MSCI Cites Forex Market Issues in Indonesia Review
Summarized and contextualized by DistantNews.
At a glance
- MSCI maintained its negative assessment of Indonesia's foreign exchange market liberalization in its 2026 Global Market Accessibility Review.
- The review cited an inefficient offshore market and constraints in the domestic market, alongside concerns about Bank Indonesia's increasingly restrictive foreign exchange policies.
- An economist warned that these policies could lead to exchange controls, decrease investment suitability, and potentially turn Indonesia's capital and money markets into a 'zombie market'.
Morgan Stanley Capital International (MSCI) has again issued a negative assessment of Indonesia's foreign exchange market liberalization, mirroring its previous review. The institution's 2026 Global Market Accessibility Review highlights a lack of an efficient offshore foreign exchange market and persistent constraints within Indonesia's domestic market.
There is no efficient offshore foreign exchange market, and constraints remain in Indonesia's domestic foreign exchange market.
MSCI evaluated five key criteria, including openness to foreign investors, capital flow efficiency, operational framework, investment instruments, and institutional stability. The review noted a decline in the operational framework's efficiency concerning information flow, a step down from the prior year's rating.

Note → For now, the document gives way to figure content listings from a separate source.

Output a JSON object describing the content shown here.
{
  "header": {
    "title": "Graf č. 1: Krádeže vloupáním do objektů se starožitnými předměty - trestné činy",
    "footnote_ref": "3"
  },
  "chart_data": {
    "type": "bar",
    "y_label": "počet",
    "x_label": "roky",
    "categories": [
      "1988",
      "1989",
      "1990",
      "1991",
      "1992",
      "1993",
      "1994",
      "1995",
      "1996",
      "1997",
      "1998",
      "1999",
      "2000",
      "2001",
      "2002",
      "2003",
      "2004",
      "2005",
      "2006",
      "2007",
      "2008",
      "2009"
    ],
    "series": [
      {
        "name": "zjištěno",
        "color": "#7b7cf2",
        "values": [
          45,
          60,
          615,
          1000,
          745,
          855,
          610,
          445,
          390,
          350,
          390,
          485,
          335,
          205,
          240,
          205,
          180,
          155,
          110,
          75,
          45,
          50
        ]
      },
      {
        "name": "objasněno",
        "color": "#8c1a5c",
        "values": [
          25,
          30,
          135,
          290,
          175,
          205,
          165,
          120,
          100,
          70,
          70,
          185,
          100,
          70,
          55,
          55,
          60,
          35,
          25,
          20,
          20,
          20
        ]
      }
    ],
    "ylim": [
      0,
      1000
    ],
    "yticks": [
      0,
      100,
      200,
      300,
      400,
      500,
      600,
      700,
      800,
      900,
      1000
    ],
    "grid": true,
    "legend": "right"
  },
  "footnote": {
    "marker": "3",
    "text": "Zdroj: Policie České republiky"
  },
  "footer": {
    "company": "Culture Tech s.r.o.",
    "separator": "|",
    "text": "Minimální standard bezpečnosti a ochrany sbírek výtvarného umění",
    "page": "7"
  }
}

Wijayanto Samirin, an economist at Paramadina University, attributes MSCI's concerns to Bank Indonesia's (BI) tightening foreign exchange transaction policies. BI recently restricted foreign exchange purchases without underlying documents to $10,000 per participant monthly, a move aimed at strengthening the rupiah. This policy follows earlier reductions from $100,000 to $50,000, and then to $25,000 within the year.
This policy keeps changing, three times just this year, and it becomes increasingly restrictive. Furthermore, policies related to export proceeds also background MSCI's concerns.
Wijayanto expressed concern that BI's policies are creating exchange controls, characteristic of frontier markets. He warned that a market disconnected from the global economy diminishes its investment appeal. He further argued that recent Indonesian policies are investor-unfriendly, predicting that a failure to adapt the national mindset could lead to a "zombie market", one that appears active but lacks real economic function.
If we don't change the mindset, then our capital market and money market will slowly die, becoming a 'zombie' market. It looks alive, but in reality, it is dead and has no economic role.